No parecer, datado de13 de novembro, a Comissão de Ética, presidida por Rui Vilar, lia-se que “o governador, no plano subjetivo, agiu com a reserva exigível naquelas concretas circunstâncias, cumprindo os seus deveres gerais de conduta”. Aliás, foi Centeno quem pediu àquela comissão que avaliasse a sua situação, já que podiam estar em causa potenciais conflitos de interesse e falhas no cumprimento do Código de Conduta, devido ao facto de ter sido convidado – sem declinar – por António Costa para poder ocupar o cargo de PM, para evitar eleições antecipadas.

O Código de Conduta contém regras sobre “independência” e “conflitos de interesse”, no caso do BdP e no do BCE, pelo que Centeno também por ele se rege por ser governador de um banco central do euro, como a autoridade monetária referiu a propósito do caso.
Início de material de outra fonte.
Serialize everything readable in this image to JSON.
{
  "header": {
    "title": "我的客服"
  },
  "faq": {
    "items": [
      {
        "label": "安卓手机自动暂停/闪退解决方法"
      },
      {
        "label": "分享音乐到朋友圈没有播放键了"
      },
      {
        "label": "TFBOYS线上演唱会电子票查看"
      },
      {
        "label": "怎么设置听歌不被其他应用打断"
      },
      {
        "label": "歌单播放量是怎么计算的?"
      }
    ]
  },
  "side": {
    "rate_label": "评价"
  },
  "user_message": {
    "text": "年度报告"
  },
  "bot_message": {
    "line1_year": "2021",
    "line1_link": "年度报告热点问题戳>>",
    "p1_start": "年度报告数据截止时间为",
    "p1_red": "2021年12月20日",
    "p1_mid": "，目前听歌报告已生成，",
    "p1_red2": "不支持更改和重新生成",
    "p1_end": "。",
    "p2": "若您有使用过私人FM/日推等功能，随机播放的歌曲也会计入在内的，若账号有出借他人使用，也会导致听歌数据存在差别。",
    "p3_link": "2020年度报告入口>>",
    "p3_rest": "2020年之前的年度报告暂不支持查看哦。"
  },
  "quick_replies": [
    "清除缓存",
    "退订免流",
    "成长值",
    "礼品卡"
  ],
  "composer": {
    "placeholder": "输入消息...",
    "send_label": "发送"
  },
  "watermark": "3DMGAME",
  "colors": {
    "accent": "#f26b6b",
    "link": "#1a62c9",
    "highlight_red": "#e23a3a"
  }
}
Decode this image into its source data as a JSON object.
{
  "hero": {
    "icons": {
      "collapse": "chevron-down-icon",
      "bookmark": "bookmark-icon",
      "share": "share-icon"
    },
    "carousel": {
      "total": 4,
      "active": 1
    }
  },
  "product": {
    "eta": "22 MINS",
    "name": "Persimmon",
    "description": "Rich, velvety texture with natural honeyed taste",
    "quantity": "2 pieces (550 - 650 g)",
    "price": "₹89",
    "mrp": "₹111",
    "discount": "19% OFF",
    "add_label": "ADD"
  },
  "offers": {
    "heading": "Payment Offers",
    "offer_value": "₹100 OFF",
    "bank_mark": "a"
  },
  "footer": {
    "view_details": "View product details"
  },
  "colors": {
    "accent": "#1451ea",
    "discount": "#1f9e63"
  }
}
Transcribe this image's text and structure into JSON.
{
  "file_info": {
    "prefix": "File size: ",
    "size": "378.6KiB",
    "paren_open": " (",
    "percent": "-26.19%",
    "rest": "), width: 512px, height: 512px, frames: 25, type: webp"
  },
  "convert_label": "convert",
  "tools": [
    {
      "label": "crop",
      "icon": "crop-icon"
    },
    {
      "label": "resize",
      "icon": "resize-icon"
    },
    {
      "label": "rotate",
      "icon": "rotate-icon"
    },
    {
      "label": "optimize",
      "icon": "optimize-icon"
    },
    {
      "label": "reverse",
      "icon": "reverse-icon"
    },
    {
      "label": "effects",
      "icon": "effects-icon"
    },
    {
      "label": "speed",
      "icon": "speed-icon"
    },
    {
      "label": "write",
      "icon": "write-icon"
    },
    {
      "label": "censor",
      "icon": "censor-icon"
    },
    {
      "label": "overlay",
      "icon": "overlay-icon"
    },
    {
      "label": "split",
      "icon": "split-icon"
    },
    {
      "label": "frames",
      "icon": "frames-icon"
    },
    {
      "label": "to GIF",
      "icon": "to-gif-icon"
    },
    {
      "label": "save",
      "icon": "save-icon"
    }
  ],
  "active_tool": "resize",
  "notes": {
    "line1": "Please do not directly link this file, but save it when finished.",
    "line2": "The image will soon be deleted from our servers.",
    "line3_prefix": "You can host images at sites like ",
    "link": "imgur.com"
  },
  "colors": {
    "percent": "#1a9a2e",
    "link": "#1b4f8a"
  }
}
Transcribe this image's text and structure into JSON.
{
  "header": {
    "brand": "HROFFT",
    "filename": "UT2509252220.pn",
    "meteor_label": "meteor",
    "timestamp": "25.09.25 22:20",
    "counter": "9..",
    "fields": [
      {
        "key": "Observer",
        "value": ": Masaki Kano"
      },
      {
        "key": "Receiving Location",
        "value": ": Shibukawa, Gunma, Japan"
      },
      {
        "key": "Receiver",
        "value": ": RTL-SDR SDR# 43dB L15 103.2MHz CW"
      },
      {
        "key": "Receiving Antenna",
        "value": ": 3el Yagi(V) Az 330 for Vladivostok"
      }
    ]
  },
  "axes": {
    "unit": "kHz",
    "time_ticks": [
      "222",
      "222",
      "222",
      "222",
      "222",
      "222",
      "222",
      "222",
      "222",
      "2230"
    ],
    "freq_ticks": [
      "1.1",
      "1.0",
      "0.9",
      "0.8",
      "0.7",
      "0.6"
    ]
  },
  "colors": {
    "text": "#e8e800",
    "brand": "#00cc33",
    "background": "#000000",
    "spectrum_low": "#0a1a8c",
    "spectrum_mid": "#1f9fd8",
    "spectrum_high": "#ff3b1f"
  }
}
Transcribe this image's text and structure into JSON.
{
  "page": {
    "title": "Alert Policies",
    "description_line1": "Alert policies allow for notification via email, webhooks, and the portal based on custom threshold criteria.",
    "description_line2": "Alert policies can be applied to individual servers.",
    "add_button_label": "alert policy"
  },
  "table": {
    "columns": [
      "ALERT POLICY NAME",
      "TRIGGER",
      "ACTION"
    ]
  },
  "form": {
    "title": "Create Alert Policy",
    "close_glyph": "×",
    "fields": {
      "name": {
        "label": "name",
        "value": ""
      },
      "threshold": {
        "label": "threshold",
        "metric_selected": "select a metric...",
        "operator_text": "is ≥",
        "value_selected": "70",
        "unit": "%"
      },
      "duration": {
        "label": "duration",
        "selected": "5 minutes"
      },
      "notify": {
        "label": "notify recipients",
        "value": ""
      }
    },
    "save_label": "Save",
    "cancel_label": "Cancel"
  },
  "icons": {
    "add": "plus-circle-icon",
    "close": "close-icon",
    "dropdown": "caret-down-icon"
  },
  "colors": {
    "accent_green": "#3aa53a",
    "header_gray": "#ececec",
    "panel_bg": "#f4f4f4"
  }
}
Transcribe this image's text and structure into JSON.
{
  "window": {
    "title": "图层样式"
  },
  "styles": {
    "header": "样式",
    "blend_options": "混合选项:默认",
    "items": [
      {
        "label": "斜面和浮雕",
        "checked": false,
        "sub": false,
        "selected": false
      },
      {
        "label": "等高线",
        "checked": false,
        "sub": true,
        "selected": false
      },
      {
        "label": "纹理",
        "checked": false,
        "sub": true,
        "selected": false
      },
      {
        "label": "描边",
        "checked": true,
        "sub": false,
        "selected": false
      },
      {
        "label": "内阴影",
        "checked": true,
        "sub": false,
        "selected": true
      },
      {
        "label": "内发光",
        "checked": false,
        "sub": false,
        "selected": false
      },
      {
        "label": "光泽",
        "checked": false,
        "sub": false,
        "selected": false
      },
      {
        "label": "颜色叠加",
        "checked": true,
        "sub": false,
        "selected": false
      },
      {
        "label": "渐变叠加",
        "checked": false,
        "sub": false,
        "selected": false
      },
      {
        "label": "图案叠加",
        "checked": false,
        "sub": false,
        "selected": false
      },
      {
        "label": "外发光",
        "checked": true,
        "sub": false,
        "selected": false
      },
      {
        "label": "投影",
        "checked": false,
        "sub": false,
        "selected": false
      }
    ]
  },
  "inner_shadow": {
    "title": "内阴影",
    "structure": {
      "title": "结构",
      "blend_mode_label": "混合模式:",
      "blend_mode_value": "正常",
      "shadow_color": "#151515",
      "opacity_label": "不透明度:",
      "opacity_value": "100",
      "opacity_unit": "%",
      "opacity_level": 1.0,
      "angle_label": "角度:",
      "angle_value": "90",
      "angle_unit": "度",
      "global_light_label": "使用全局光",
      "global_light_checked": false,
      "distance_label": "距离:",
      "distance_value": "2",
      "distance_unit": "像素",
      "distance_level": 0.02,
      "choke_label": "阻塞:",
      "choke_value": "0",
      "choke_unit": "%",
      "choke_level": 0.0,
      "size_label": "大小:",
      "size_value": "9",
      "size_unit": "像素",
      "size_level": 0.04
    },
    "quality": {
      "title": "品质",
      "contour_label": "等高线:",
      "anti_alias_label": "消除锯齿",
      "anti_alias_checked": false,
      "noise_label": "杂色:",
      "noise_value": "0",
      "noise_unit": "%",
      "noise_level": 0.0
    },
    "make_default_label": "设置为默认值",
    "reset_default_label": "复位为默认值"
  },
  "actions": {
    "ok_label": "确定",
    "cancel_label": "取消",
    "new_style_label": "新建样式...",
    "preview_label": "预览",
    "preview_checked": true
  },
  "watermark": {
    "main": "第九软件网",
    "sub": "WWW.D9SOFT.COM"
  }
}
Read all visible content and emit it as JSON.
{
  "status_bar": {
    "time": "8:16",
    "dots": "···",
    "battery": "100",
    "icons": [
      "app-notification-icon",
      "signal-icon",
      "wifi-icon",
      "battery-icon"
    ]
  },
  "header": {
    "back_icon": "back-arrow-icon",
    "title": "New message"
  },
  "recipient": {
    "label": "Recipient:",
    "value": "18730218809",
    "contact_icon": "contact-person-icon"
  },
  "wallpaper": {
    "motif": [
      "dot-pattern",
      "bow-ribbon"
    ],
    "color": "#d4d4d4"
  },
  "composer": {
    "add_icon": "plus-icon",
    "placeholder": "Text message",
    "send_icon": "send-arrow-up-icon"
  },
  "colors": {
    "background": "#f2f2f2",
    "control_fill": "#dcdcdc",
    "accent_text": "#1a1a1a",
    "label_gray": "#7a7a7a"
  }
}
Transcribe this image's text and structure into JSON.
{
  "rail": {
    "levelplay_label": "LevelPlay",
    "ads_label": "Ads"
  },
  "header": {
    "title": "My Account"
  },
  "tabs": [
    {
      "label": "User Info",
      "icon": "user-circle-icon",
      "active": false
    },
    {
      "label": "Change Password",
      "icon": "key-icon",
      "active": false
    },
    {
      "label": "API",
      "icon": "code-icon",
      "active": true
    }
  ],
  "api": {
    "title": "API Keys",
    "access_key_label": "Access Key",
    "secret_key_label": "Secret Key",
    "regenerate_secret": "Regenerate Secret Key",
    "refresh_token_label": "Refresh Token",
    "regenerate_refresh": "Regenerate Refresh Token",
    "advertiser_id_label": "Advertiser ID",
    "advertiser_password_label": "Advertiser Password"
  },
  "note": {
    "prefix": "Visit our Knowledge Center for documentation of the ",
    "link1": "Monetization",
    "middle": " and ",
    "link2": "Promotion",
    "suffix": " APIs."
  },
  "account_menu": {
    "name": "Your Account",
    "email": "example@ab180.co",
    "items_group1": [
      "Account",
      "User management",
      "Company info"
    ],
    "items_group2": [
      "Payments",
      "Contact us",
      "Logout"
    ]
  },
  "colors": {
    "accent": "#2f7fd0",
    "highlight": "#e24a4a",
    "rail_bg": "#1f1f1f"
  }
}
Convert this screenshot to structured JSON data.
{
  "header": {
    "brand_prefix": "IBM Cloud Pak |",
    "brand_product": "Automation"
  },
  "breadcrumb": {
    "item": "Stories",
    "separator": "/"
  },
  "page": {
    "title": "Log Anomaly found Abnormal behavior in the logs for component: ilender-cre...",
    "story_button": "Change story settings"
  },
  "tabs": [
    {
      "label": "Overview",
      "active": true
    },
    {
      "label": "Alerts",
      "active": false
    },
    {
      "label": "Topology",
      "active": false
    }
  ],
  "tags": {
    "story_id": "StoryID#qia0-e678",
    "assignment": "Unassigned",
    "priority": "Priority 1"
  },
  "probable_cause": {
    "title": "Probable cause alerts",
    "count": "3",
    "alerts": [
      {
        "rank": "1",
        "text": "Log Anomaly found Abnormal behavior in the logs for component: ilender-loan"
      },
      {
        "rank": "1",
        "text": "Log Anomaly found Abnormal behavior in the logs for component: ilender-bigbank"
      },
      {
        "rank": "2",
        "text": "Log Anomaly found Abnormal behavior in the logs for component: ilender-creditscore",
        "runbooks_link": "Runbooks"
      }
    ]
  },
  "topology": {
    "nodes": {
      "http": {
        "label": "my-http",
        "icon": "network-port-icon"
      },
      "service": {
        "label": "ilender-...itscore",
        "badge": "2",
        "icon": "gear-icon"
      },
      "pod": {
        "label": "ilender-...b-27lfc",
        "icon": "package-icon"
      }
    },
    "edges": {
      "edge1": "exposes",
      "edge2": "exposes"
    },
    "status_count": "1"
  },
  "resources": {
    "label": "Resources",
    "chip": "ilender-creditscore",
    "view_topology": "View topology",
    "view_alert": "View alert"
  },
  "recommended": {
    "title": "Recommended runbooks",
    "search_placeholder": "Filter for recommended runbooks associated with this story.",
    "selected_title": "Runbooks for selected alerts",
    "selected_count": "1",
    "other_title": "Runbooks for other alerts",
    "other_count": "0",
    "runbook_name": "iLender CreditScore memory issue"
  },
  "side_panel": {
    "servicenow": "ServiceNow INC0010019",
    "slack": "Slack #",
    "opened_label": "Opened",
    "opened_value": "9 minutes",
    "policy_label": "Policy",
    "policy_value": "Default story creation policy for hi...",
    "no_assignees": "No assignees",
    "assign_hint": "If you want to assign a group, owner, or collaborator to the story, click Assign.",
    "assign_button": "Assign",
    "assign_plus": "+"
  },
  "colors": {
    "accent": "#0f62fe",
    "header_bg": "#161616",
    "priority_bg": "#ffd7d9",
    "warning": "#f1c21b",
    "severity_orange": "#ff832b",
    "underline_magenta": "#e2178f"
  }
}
Porém, a Comissão de Ética diz que, não havendo nada a retirar de negativo sobre a postura de Centeno no caso do convite, a verdade é que o BdP pode vir a sofrer com este caso.

“No plano objetivo, os desenvolvimentos político-mediáticos subsequentes podem trazer danos à imagem do banco”, segundo o parecer. “A defesa da instituição é ainda mais relevante num período como o atual, pelo que a Comissão sublinha a importância dos princípios que enformam os normativos em vigor e recomenda que o governador, a administração e o Banco no seu todo continuem empenhados na salvaguarda da imagem e reputação do Banco de Portugal”, conclui o parecer assinado por Rui Vilar, ex-presidente da Caixa Geral de Depósitos (CGD), Adelaide Cavaleiro, ex-diretora no BdP e Leão Martinho (ex-bastonário da Ordem dos Economistas).

O líder do BdP recusara-se a responder aos órgãos de comunicação social, mas disse ao Financial Times que fora convidado a pensar pelo PM e pelo PR, mas este veio, de imediato, esclarecer que nunca houve nenhum convite da sua parte, pelo que Centeno, alegando erro de tradução daquele jornal, veio emendar a mão: Foi António Costa que o sondou, após reflexão com o Presidente.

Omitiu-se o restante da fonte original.